‘İŞÇİ AVUKATLARIN ÇALIŞMA KOŞULLARININ BELİRLENMESİNDE YAPTIRIMLAR OLMALI’
SEÇİLİRSENİZ nasıl bir baro yönetimi göreceğiz?
Öncelikli olarak katılımcı, demokratik bir baroyu mutlaka sağlayacağız. Tüzüğünü ve çalışma koşullarını birlikte oluşturduğumuz baro meclislerine ihtiyacımız var. İşçi ve genç avukatlar en kritik yerde duruyor. Keza stajyer avukatlar da. Bir yıl hiç gelir elde etmeksizin tamamen bir sömürü düzenine dönüşmüş durumda. Ankara Barosu tarafından kredi verilen ama 2 yıl sonra faizi ile geri istenen, hatta icra takibi yapılan bir sistem bunun çözümü değil.

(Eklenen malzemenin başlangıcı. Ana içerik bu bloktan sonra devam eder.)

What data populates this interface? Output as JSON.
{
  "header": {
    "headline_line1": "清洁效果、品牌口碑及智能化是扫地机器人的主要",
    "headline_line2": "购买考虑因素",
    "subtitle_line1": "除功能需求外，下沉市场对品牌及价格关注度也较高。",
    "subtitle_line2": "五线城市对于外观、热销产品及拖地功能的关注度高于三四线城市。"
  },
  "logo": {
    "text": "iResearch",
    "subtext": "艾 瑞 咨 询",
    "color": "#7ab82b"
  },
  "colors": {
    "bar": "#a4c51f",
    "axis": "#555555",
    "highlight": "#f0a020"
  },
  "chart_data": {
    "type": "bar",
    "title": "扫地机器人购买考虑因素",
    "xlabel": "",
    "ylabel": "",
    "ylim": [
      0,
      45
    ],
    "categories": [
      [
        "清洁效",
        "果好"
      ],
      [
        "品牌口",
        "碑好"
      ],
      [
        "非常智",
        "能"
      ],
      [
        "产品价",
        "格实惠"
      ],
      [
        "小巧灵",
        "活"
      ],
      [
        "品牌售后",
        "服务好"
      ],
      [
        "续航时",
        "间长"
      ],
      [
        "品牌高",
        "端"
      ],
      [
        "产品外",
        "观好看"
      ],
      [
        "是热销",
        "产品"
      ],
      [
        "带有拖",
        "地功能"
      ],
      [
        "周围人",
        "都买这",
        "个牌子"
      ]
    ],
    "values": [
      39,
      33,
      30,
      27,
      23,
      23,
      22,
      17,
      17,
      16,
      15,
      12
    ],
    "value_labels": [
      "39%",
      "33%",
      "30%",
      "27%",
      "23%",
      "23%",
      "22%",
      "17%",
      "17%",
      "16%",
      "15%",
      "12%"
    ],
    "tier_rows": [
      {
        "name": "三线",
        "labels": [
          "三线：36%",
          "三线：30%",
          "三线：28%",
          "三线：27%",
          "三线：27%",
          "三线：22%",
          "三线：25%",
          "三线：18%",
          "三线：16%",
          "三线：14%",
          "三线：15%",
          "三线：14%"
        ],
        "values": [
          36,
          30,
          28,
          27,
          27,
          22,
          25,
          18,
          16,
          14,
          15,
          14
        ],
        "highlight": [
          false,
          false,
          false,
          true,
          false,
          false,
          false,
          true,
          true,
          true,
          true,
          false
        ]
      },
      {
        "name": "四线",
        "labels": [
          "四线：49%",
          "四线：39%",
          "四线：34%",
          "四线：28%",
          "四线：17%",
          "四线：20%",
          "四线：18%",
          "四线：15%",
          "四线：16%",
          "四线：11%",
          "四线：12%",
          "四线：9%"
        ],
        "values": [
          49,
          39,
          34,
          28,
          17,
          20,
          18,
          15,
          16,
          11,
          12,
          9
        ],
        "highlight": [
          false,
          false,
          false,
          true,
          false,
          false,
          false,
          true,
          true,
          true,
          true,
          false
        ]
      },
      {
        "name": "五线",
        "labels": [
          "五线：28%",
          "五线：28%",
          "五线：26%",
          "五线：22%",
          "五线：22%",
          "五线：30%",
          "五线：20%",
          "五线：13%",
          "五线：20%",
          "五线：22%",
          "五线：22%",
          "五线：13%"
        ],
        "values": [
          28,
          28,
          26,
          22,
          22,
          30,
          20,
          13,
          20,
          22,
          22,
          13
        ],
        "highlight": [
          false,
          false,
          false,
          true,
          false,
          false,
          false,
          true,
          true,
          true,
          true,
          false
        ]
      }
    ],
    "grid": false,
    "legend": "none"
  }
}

O yüzden karşılıksız bir destek mekanizması yaratmak gerekiyor. Genç avukatlar, çok uzun süredir işsizlik, geleceksizlik ve belirsizlik, büro tutamama, mesleği sürdürebilecek fiziki, maddi her türlü olanaktan yoksun. Kullanabilecekleri bürolar baro tarından ayarlanabilir. Baronun bu tip mekanları var. Bunlar geliştirilebilir. Aynı zamanda gelirsiz geçirdikleri dönemde destekleyici mekanizma kurmak gerekiyor. Bir dayanışma olanağı oluşturulabilir. Somut önerilerimiz olacak. Yine işçi avukatların çalışma koşullarının belirlenmesinin çok net yaptırıma tabi olması ve bunun ihlalinin olanaksız hale getirilmesi gerekiyor ki insanca yaşanabilecek bir ücret alsınlar. Belirlenen ücretin altında ücret verilmesinin yasak hale getirilmesi, bu biçimde hazırlanmış iş sözleşmesinin baroya mutlaka verilmesi, baronun takip etmesinin sağlanması, sözleşmeyi ihlal eden avukatlar için bunun meslek kuralı haline getirilmesi. Mülteci emekçiler, işçiler, mülteciler Ankara’da çok ciddi sıkıntılar durumlarla karşı karşıyalar. Ankara Barosunun Mülteci Hakları Merkezi var. Çok daha etkin çalışmalar yürütmesi, geliştirilmesi gerekiyor.